Although the goal of any business is to succeed and become profitable, this task cannot be accomplished without verifying reliable data on its financial situation. The accounting break-even point is an effective way to perform this data assessment.
With this methodology, entrepreneurs can find out exactly the amount needed for their enterprise to pay its expenses and become viable. In addition, based on the information it provides, it becomes easier for entrepreneurs to plan their activities and ultimately make a profit.
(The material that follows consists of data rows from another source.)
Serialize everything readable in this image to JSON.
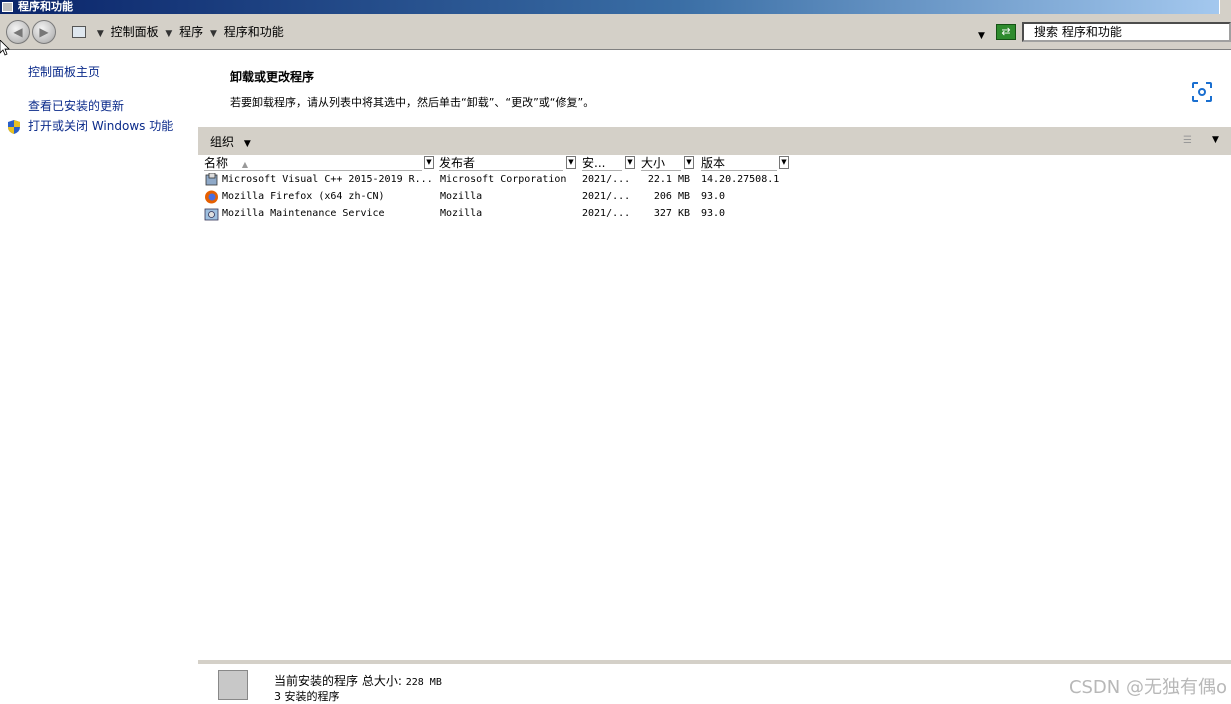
{
  "window": {
    "title": "程序和功能"
  },
  "address": {
    "crumbs": [
      "控制面板",
      "程序",
      "程序和功能"
    ],
    "search_placeholder": "搜索 程序和功能"
  },
  "sidebar": {
    "home": "控制面板主页",
    "updates": "查看已安装的更新",
    "features": "打开或关闭 Windows 功能"
  },
  "main": {
    "heading": "卸载或更改程序",
    "description": "若要卸载程序，请从列表中将其选中，然后单击“卸载”、“更改”或“修复”。"
  },
  "toolbar": {
    "organize": "组织"
  },
  "columns": {
    "name": "名称",
    "publisher": "发布者",
    "installed": "安...",
    "size": "大小",
    "version": "版本"
  },
  "programs": [
    {
      "name": "Microsoft Visual C++ 2015-2019 R...",
      "publisher": "Microsoft Corporation",
      "installed": "2021/...",
      "size": "22.1 MB",
      "version": "14.20.27508.1",
      "icon": "installer-icon"
    },
    {
      "name": "Mozilla Firefox (x64 zh-CN)",
      "publisher": "Mozilla",
      "installed": "2021/...",
      "size": "206 MB",
      "version": "93.0",
      "icon": "firefox-icon"
    },
    {
      "name": "Mozilla Maintenance Service",
      "publisher": "Mozilla",
      "installed": "2021/...",
      "size": "327 KB",
      "version": "93.0",
      "icon": "maintenance-service-icon"
    }
  ],
  "footer": {
    "current_label": "当前安装的程序",
    "total_label": "总大小:",
    "total_value": "228 MB",
    "count": "3 安装的程序"
  },
  "watermark": "CSDN @无独有偶o"
}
Would you like to learn more about the accounting break-even point? Keep reading and find out how to calculate it and apply it to your business!
Concept of accounting break-even point
It is no surprise that running a business entails several expenses. Some enterprises go through constant loss periods at the beginning of their operation, a situation that requires capital availability from shareholders and investors for them to remain active.
Break-even point is the moment when the company’s turnover is enough to finance its operation, so that shareholders and investors are no longer obliged to make constant contributions to ensure their operations.
Achieving a balance between revenues and expenses is critical to the financial health of any business. But it is important to emphasize that the ultimate goal of every enterprise is to achieve profit, and this point exists as a parameter to make this goal viable.
Thanks to its simplicity, which makes its calculation and application quick and intuitive, the accounting break-even point is the methodology most used to check the financial situation of a company. It has two variations: as each of them is suitable for a different scenario, it is necessary to know them.
Financial break-even point
There are many companies that include in their annual balance sheets the depreciation of assets and other non-refundable costs. The methodology behind the financial break-even point takes into account only the expenses that are directly discounted from the company’s cash, which automatically leaves the undiscounted expenses out of the calculation.
Therefore, when performing the calculation to verify the financial break-even point of a business, expenses such as devaluation of machines and equipment, which do not represent a real cost, should not be computed.
Economic break-even point
When entrepreneurs invest their resources in a business, they miss out on other forms of investment, which, in a way, can be considered an “opportunity cost”. The goal of the economic break-even point is to measure this cost.
For example, by using $100,000.00 to open a store, the entrepreneur gives up on investing that capital in an investment that would provide him with an annual interest rate.
The economic break-even point of a company is only reached when its turnover is enough to fund its operations and still deliver the same return that a financial investment would have.
Let’s say that the store in question has its accounting break-even point equivalent to $150,000.00. To open the store, the entrepreneur forgoes an investment that would yield 10% per year, that is, $10,000.00. For this store, the economic break-even point would be $160,000.00.
Formula of the method
The break-even point calculation is directly linked to two variables: fixed expenses and contribution margin. Before learning the formula, you should understand what these variables are.
This variable is composed of the various costs that a company has to maintain its operations; among them we can mention:
- office supplies;
Production expenses such as sales taxes, sales commission and raw materials should not be considered. That is because these amounts are already added to the final product cost.
Contribution margin is the gross result obtained from the company’s sales. In addition to being important to verify the break-even point, it is useful for calculating the best price for selling a product.
Its calculation requires that the costs with goods sold are added to sales taxes. This amount should be subtracted from the total number of sales in the period.
For example, let’s say that a company had an $200,000.00 turnover with its product in a given period. During that time, its costs to provide the service were $30,000.00 and taxes were $80,000.00.
Proceeds = $200,000.00
Production costs (PC) = $30,000.00
Taxes (T) = $80,000.00
Contribution margin (CM)
CM = $200,000.00 – ($30,000.00 + $80,000.00)
CM = $200,000.00 – $110,000.00
CM = $90,000.00
CM % = $90,000.00/$200,000.00
CM % = 45%
After performing the calculation, it is easy to verify that the contribution margin is $90,000.00 or 45% of the total amount collected from the services provided.
Application of the formula
Finally, in order to calculate the break-even point (BEP) of a company, just divide its fixed expenses (FE) by its contribution margin (CM).
BEP = FE/CM
It is easier to see how it works using an example. However, it is necessary to consider that the contribution margin must be presented in its percentage form in the formula.
Let’s say that a certain company has annual fixed expenses of $100,000.00. In that same period, its contribution margin is 18%.
BEP = FE/CM
BEP = 100,000/0.18
BEP = 555,555.55
Therefore, to avoid losses, the company in question needs to have a minimum annual turnover of $555,555.55.
The same formula should be used to calculate the financial and economic break-even point. However, for the financial BEP it is necessary to disregard all non-disbursable expenses of the operation. For the economic break-even point, the opportunity cost must be added to the fixed expenses.
For example, if the opportunity cost is equivalent to 10%, in the previous situation it would represent $10,000.00. Therefore, after being added to the fixed expenses, they would reach $110,000.00.
Without knowing for sure the amount needed to pay its fixed expenses, it becomes impossible for entrepreneurs to plan their operation and make profits. For this reason, it is no exaggeration to say that the methodology to find the break-even point is vital for any entrepreneur who wishes to be successful.